Pero esto también se sale del tema. Las preguntas cruciales -no planteadas por Hutton- son, para empezar, por qué Blair estaba empeñado en ir a la guerra, y por qué quería un informe, del tipo que fuera. Para estas cuestiones, la exquisita casuística presentada por Hutton sobre el significado de "maquillar" y el sagaz aparte de que John Scarlett, presidente del Comité Conjunto de Inteligencia, podría haberse dejado influir "inconscientemente" por Downing Street, carecen de relevancia. No cabe mucha duda respecto a las respuestas. Blair quería ir a la guerra por dos razones. La primera, porque consideraba esencial que los británicos lucharan al lado de los estadounidenses en una guerra que éstos estaban manifiestamente decididos a entablar, tanto porque redundaba en interés de Reino Unido el mantener su relación especial con la única superpotencia mundial como porque redundaba en interés de todo el mundo garantizar que el febril y ligeramente paranoico Estados Unidos posterior al 11-S no avanzara aún más hacia el unilateralismo. La segunda es que Blair pensaba que si Sadam permanecía en el poder, Irak podría adquirir armamento nuclear en algún momento futuro, algo que desestabilizaría enormemente una región ya peligrosamente inestable. Estos argumentos no me convencían antes de la guerra y ahora me convencen todavía mucho menos. Pero no son ni despreciables ni irracionales. No tenían nada que ver con el estado del arsenal de Sadam cuando empezó la guerra, pero no por eso eran peores.

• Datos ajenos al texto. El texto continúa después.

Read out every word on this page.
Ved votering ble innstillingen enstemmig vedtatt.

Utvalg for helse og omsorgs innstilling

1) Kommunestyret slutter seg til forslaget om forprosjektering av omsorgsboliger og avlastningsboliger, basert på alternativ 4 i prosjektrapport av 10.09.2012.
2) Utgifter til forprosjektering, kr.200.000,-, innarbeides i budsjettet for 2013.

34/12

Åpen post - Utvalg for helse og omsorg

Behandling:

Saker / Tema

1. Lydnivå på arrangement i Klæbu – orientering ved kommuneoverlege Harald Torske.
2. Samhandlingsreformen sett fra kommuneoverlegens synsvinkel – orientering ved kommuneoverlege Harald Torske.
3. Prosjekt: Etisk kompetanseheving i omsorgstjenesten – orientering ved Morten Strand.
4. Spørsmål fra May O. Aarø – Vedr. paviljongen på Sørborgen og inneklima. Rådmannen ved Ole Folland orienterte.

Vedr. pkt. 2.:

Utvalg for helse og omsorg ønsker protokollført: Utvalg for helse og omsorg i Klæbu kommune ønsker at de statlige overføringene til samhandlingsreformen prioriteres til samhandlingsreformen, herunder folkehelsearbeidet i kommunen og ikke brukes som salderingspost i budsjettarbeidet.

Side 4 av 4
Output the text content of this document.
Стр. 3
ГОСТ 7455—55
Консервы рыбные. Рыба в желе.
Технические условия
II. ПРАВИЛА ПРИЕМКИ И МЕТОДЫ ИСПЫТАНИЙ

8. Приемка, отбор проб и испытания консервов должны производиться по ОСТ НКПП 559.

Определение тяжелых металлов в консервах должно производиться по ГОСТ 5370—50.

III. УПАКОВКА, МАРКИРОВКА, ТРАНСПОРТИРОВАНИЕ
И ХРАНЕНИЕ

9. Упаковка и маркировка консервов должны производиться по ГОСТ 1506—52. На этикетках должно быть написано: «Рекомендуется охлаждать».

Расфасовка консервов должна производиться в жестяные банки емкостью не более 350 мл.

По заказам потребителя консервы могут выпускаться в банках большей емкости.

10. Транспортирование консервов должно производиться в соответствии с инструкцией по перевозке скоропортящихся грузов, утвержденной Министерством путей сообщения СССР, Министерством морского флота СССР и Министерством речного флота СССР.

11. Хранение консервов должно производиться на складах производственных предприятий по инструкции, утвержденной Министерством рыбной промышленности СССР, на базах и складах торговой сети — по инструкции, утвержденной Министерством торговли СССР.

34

Entonces, ¿por qué era Blair reacio a plantearlos? ¿Por qué se centraron él y el personal de Downing Street en el arsenal de Sadam cuando su verdadera preocupación estaba relacionada con las intenciones de éste a largo plazo? ¿Por qué fingió que su objetivo era desarmar a Irak, cuando realmente se trataba de apuntalar la alianza angloestadounidense? ¿Por qué expuso a sus maestros espías a la inmisericorde luz del día cuando no tenía necesidad de hacerlo? ¿Por qué impuso a los datos necesariamente provisionales, inciertos y desordenados, recogidos por los servicios secretos una carga que no eran lo suficientemente fuertes como para soportar, y que era imposible que soportaran? ¿Por qué hizo una defensa irrisoria de la guerra, que ahora sabemos infundada, cuando podría haber presentado una seria? De haberlo hecho, habría corrido grandes riesgos. Puede que no hubiera convencido a la opinión pública. El Partido Laborista quizá se hubiera escandalizado. Los medios liberales podrían haberlo denunciado. Jacques Chirac y Gerhard Schröder podrían haberlo amonestado. Y, horror de los horrores, tal vez se hubieran producido grandes manifestaciones por las calles de Londres. Incluso podría haber habido dimisiones en el Gobierno. Pero todo esto ocurrió de todas formas. Blair no ganó nada tratando a los ciudadanos como niños cuando debería haberlos tratado como adultos. Perdió. A pesar de los encomios de Hutton, ahora es un primer ministro quebrado. Su credibilidad está hecha jirones. Su aliado estadounidense, al anunciar su propia investigación sobre los fallos de los servicios secretos antes de la guerra, le ha puesto a secar. Ante todo, ha atizado las llamas de la desconfianza popular. Como ocurrió con Margaret Thatcher y Lloyd George, el populismo manipulador ha resultado un traidor, como siempre pasa al final. Es, de alguna manera, una historia altamente moral. Pero también trágica.